What is the significance of Bukharin for posterity? For those socialists to whom Stalinism has proved a disillusionment, and for those who see little to hope for from the various forms of violent revolution in which followers of Trotsky or Mao see the vision of a happy future, Bukharin offers the only alternative—a form of postrevolutionary revisionism. It is not surprising that voices are occasionally heard inside the Soviet Union echoing some of Bukharin’s thoughts, if without acknowledgment. The attempt by the Czech communists to create something more civilized out of the wreckage of their Stalinist system was nothing but Bukharinism—even though this could never be mentioned without opening the floodgates of Soviet abuse and accusations of counterrevolution.
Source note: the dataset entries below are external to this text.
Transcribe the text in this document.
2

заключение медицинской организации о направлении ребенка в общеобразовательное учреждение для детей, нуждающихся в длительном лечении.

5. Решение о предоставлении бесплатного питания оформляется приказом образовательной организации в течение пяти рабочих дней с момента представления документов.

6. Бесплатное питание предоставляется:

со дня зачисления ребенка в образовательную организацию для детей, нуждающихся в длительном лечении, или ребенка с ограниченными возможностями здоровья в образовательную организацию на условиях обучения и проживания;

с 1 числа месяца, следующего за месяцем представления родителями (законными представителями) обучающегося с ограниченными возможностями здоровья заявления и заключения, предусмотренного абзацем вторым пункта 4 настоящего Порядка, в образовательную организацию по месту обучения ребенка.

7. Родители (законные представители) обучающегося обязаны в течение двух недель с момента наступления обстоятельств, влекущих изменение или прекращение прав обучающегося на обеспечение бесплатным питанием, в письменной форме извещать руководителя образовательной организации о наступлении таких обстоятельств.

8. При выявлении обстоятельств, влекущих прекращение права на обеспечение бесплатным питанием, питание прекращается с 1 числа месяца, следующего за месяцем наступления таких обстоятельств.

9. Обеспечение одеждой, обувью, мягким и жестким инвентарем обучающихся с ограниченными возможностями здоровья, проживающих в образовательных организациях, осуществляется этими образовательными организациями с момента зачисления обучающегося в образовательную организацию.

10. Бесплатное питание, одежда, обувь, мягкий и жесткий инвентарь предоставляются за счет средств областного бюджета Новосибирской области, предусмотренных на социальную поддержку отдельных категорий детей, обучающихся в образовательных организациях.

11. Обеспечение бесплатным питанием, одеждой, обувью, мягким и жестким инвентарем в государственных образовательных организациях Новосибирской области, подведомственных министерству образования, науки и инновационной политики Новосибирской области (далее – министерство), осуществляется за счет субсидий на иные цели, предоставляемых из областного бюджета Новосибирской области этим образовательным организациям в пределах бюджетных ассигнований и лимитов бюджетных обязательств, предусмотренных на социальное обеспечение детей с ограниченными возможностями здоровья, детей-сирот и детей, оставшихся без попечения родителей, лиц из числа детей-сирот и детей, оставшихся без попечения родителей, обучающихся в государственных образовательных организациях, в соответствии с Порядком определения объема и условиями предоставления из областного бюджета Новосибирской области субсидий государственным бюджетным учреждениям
The fact that Bukharin has never been rehabilitated in the Soviet Union—beyond the grudging admission that he was not in fact a German or Japanese spy—need cause no surprise. To rehabilitate Bukharin, to permit, in other words, the open discussion and study of his works and his career, would be to remove the very foundations on which Brezhnev’s police state rests, just as much as Stalin’s did—arbitrariness, illegality, terror, albeit much reduced in extent, suppression of freedom of discussion even of Marxist theory, party control of literature and scholarship (again reduced in extent as compared with Stalin, but real nevertheless), and a morbid fear of economic incentives. The rehabilitation of Bukharin may come—who can tell? If it ever does it will be a sure sign that real and substantial changes have taken place in the essential nature of the Soviet system of rule.